Working in a more populated area makes it easier to maintain ethical and professional boundaries, an issue that can become stressful for those who operate in a rural setting.
“It is easier to maintain anonymity here, which I imagine rural people say is harder because you may bump into someone at the grocery story,” she said. “I am not rubbing elbows with them at local libraries and they don’t see me walking down street and having a squabble with my husband.”
For some, city life is exhausting but for others it is vibrant and thrilling and there are always a myriad of people to meet and from which to learn.
“I have access to restaurants and cultural events of all kinds,” said Enders, “and the ability to walk down the street and hear different languages and meet people from all over world who are working here or studying here.”
So, urban or rural?
Of course so much of this comes down to preference. There are ways to thrive in a rural location where a lack of resources and other professionals can be freeing. The support systems and wide open opportunities with a more urban setting can help to build a new practice or provide opportunities not found outside a city.

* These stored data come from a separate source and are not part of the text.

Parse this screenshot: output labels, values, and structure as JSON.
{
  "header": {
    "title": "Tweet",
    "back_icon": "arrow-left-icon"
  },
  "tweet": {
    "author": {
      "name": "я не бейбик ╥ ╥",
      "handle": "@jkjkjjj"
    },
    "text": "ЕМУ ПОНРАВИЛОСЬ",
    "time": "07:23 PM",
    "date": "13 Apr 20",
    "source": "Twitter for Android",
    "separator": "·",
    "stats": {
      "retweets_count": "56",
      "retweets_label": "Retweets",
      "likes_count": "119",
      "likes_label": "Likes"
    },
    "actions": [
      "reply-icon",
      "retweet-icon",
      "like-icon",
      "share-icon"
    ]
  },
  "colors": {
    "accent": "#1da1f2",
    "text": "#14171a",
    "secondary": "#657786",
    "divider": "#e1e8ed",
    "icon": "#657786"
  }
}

Ameele encourages people to think about quality of life both personally and professionally and make sure that the direction they are headed allows for that element
“And it is unique for each individual,” he added. “Identify what your needs are now and what they will look like if/when you have a family and what are your needs for your professional goals. And remember nothing is written in stone ultimately. We are constantly living and learning.”
Enders suggests starting out where there are more opportunities.
“Work in the city where you are more likely to be able to build a larger practice sooner,” she said, “and save pennies to be able to buy a country home.”